= Voramai Kabilsingh =

Voramai Kabilsingh (วรมัย กบิลสิงห์; ), also known by her monastic name Ta Tao Fa Tzu (大道法師 (Dàdào Fǎshī), was born Lamai Kabilsingh (ลมัย กบิลสิงห์; ; 6 April 1908; died 23 June 2003), was the first modern Thai bhikkhuni. She founded Songdhammakalyani Monastery, the first modern monastery in Thailand for bhikkhuni and was the mother of Dhammananda Bhikkhuni, the current abbess of Songdhammakalyani Monastery.

== Early life ==
Voramai's father had wanted sons and was disappointed when her mother could not produce a son, so he left for China. Later her sister married a merchant and she would work at their store where she learned English. She also was taught by Catholic nuns at Assumption Girls' College. She developed a passion for writing and journalism. She was also, unusual for a Thai woman of that era, excelled at sword fighting. While studying at a physical education college she met her husband. The marriage was largely an arrangement, so she could avoid being married to a Japanese man. It did lead her to gain the name "Voramai", but his political career ended up causing some physical distance. Despite that they remained supportive of each other while living apart.

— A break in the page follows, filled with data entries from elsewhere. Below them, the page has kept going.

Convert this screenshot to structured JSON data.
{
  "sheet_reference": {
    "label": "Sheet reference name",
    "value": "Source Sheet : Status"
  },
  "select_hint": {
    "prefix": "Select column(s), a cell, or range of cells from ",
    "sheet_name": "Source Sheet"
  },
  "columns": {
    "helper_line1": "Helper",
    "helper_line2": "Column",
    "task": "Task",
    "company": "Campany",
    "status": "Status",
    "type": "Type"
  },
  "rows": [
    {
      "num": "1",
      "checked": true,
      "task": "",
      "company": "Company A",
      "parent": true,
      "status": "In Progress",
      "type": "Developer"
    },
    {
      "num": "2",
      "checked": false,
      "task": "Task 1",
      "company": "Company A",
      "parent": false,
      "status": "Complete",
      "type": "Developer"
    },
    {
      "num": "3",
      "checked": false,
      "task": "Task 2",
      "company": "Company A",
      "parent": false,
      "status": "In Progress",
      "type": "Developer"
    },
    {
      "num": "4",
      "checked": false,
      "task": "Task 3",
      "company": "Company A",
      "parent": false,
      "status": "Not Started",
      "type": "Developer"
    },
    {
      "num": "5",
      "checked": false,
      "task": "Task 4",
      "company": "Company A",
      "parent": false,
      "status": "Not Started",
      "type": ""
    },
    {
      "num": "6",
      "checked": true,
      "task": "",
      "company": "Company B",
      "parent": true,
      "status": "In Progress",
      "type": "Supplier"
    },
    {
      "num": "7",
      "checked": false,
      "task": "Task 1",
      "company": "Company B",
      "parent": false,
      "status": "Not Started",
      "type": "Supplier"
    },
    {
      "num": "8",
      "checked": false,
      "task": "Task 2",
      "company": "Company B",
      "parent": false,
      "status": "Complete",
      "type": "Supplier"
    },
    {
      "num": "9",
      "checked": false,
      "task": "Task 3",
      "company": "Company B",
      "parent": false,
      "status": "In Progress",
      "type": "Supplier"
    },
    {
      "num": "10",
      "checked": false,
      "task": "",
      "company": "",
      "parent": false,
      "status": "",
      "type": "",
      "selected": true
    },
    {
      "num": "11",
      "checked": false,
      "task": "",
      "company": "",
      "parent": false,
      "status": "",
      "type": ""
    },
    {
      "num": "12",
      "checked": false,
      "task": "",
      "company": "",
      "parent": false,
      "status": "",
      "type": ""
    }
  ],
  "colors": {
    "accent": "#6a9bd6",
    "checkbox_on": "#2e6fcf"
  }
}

== Spiritual beginnings ==
During a tumor scare in 1954, Voramai was visited by Mae chi Thongsuk, who told her she did not need surgery. Voramai went through with the surgery anyways but to the doctors' surprise the tumor was gone. Following the incident, Voramai went to visit Mae chi Thongsuk's master, Luang Pu Sodh, at Wat Paknam who said to her "Didn't I tell you you didn't need the operation?". This incident has been credited with sparking her interest in the spiritual life. Voramai then went on to study meditation at Wat Paknam and then began publishing a magazine on Buddhism and meditation in 1955.

== Ordination ==
In 1956, Voramai took lower ordination when her daughter, now Dhammananda Bhikkhuni, was ten. She wore yellow robes to distinguish herself from mae chi or bhikkhus. Voramai eventually gained a following, with other Thai women joining her as yellow robed nuns. In 1957, she purchased land in Nakhon Pathom to build Songdhammakalyani Monastery for women. She later learned higher ordination as a full bhikkhuni was possible outside of Thailand and was ordained in a Dharmaguptaka lineage in Taiwan in 1971 with the monastic name Ta Tao Fa Tzu, the Thai equivalent of the name being Maha Bodhi Dhammacarya. After her ordination, Voramai became a prominent teacher and became involved in many conferences and organizations for Buddhist women. In 2001, Voramai's daughter took ordination as a samaneri, or female novice monk. A year later Voramai told her daughter she "had to leave", but her daughter said that she cannot leave until she received full ordination, to which Voramai agreed. In February 2003, Voramai's daughter received full ordination in Sri Lanka and became known as Dhammananda Bhikkhuni, the first modern Thai women to be ordained as a bhikkhuni in the Theravada lineage. Afterwards, Voramai died in June 2003.